If you're reading this on a monitor, you are probably directly connected to a turbine somewhere, turning a magnet in a huge coil of wire.
The light that's triggering the images on your eye's retina was generated by passing electrons, which were pushed mechanically, either by wind or by steam.
The steam likely came from either burning coal or oil. It may have come from the heat of nuclear fission. How it came matters not, steam is steam.
My grandfather was born in 1898. The video below was made two years later.
We've become the gods in our own universes, and it's not going to end well.
I've been charged with teaching DNA replication to 15 year old children in New Jersey, children who do not know where food comes from, children who do not see stars, children who plug into walls without wonder.

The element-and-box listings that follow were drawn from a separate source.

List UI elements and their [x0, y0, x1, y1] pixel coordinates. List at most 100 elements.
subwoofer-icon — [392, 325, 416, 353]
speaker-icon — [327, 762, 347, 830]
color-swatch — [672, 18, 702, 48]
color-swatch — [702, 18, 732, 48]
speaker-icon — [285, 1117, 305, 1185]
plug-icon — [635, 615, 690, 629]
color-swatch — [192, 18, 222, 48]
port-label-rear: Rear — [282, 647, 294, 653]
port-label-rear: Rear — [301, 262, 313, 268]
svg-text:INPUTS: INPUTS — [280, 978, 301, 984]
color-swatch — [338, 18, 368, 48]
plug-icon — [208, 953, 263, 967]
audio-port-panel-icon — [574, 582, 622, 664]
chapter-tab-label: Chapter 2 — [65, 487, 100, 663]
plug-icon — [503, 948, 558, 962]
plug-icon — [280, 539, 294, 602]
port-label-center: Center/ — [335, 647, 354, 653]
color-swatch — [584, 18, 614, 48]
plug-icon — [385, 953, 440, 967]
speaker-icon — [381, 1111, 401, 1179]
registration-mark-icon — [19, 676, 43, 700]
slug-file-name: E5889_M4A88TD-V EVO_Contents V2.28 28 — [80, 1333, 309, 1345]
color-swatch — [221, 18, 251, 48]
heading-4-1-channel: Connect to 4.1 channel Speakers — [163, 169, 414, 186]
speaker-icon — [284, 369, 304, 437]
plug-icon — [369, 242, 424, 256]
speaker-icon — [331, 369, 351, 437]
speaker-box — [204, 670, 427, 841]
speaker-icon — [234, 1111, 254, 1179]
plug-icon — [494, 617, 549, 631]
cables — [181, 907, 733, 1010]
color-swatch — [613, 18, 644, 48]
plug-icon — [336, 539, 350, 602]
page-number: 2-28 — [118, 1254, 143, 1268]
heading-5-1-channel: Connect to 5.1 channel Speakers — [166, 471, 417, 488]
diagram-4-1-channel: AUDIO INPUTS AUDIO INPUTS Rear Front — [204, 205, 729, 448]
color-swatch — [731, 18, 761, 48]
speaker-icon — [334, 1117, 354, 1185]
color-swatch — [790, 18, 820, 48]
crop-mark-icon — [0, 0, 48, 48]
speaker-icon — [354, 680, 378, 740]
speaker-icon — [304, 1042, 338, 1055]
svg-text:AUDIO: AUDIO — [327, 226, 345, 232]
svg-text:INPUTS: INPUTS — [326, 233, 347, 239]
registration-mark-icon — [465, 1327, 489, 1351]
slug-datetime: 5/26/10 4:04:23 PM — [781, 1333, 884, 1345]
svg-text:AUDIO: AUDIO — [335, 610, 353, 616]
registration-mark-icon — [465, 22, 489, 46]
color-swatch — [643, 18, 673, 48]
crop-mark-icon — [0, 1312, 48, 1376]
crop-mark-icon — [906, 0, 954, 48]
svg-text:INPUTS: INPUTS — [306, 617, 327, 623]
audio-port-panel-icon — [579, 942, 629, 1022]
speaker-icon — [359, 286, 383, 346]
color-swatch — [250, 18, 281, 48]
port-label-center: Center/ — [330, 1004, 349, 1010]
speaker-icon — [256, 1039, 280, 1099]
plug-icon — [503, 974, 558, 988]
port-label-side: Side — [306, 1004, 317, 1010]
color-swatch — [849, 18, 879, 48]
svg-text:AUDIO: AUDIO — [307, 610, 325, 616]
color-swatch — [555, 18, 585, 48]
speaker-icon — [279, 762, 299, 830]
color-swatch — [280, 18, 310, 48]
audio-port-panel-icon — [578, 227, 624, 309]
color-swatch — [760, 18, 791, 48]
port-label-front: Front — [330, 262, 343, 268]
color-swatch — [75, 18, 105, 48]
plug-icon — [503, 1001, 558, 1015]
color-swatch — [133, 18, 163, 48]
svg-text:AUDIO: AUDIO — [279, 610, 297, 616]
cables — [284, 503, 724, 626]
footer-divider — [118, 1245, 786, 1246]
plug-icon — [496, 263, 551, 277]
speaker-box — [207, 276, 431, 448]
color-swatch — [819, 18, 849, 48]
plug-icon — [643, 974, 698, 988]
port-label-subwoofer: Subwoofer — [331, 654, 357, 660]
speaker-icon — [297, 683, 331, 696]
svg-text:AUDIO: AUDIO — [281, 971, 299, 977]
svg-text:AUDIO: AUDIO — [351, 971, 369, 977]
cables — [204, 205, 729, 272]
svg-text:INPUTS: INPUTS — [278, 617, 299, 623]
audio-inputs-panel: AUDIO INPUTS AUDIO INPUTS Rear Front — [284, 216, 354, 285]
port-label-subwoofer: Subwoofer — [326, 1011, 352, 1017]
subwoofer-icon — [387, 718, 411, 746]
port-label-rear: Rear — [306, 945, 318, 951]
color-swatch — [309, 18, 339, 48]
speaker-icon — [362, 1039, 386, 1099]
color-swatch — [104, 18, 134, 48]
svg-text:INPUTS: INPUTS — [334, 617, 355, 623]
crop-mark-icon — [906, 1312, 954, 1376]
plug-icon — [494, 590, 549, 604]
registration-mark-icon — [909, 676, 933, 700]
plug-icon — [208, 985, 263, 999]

I don't write much in June--the light, the air, the humming of life outside remind me what matters, and what matters cannot be found in words.
Words are wonderful. The love of my life is a writer. I get that we are human, and that our words help define us.
But in June, the casual brief grasp of an ornery grape vine grabbing my arm as I go through the back door silently reminds me that we have no more (nor less) privilege than any other being busy breaking down complex molecules made by other beings, all of us tied together by energy from the sun, none of us any wiser than any of the rest of us.
My Grandfather knew this, which is why worshiping on Sundays made sense to him. He learned to trust this new-fangled electricity thing, but it never replaced the world he lived in, the world that exists around us.
Nothing (and everything) makes sense in June. Midsummer madness is here.